Gewiss, Mainz hat nicht mit Nachwehen der WM zu kämpfen, hat keine Armada von ermatteten Nationalspielern durchzuschleppen und mit ziemlicher Gewissheit werden sie am Ende auch nicht die Meisterschaft feiern können – wie wohl auch der FC Bayern nicht auf Platz acht bleiben wird. Aber all solche Relativierungen ändern nichts daran, dass sie in Mainz exzellente Arbeit machen. Dass sie ihre Möglichkeiten betrachtet haben, die bescheiden sind, und nun daraus das Beste machen. Andere machen es nicht so gut. Es gibt Manager in der Liga, es gibt gute Manager und sehr gute Manager. Zu letzteren ist Christian Heidel zu zählen. Es gibt auch Trainer in der Liga, gute Trainer und solche, die sehr gut sind. Wie Thomas Tuchel. Ein A-Jugendtrainer, der reifen durfte, dem Zeit gelassen wurde, der sich Gedanken macht über die Möglichkeiten und der akribisch arbeitet. Wie einst Jürgen Klopp, der auch reifen durfte in Mainz und heute nach der Machtübernahme im Revier sich anschickt, mit seiner Borussia aus Dortmund den Rest der Liga aufzumischen.

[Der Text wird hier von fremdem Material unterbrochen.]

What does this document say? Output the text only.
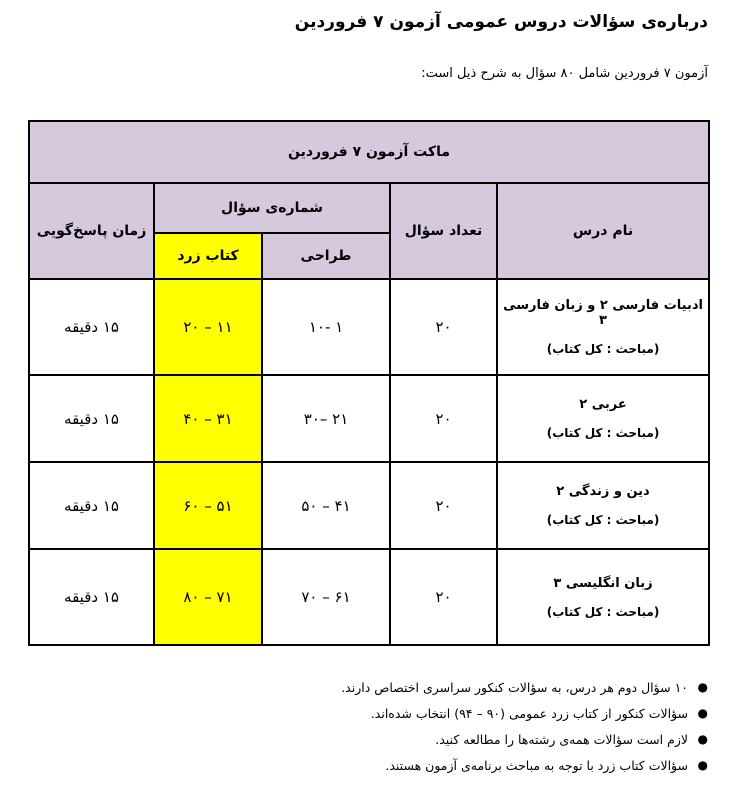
درباره‌ی سؤالات دروس عمومی آزمون ۷ فروردین
آزمون ۷ فروردین شامل ۸۰ سؤال به شرح ذیل است:
ماکت آزمون ۷ فروردین				
نام درس	تعداد سؤال	شماره‌ی سؤال		زمان پاسخ‌گویی
		طراحی	کتاب زرد	

ادبیات فارسی ۲ و زبان فارسی ۳
(مباحث : کل کتاب)	۲۰	۱ -۱۰	۱۱ – ۲۰	۱۵ دقیقه

عربی ۲
(مباحث : کل کتاب)	۲۰	۲۱ –۳۰	۳۱ – ۴۰	۱۵ دقیقه

دین و زندگی ۲
(مباحث : کل کتاب)	۲۰	۴۱ – ۵۰	۵۱ – ۶۰	۱۵ دقیقه

زبان انگلیسی ۳
(مباحث : کل کتاب)	۲۰	۶۱ – ۷۰	۷۱ – ۸۰	۱۵ دقیقه
●
۱۰ سؤال دوم هر درس، به سؤالات کنکور سراسری اختصاص دارند.
●
سؤالات کنکور از کتاب زرد عمومی (۹۰ – ۹۴) انتخاب شده‌اند.
●
لازم است سؤالات همه‌ی رشته‌ها را مطالعه کنید.
●
سؤالات کتاب زرد با توجه به مباحث برنامه‌ی آزمون هستند.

Sicher, die Realisten werden sagen, dass diese Mainzer zu jung sind, zu grün, um nachhaltig an der Meisterschaft knabbern zu können. Und damit werden die Realisten wohl recht haben. Aber wir Romantiker des Fußballs, die wir uns freuen über die Durchschlagkraft der Mainzer Unbekümmertheit, wir haben auch recht mit unserer Freude.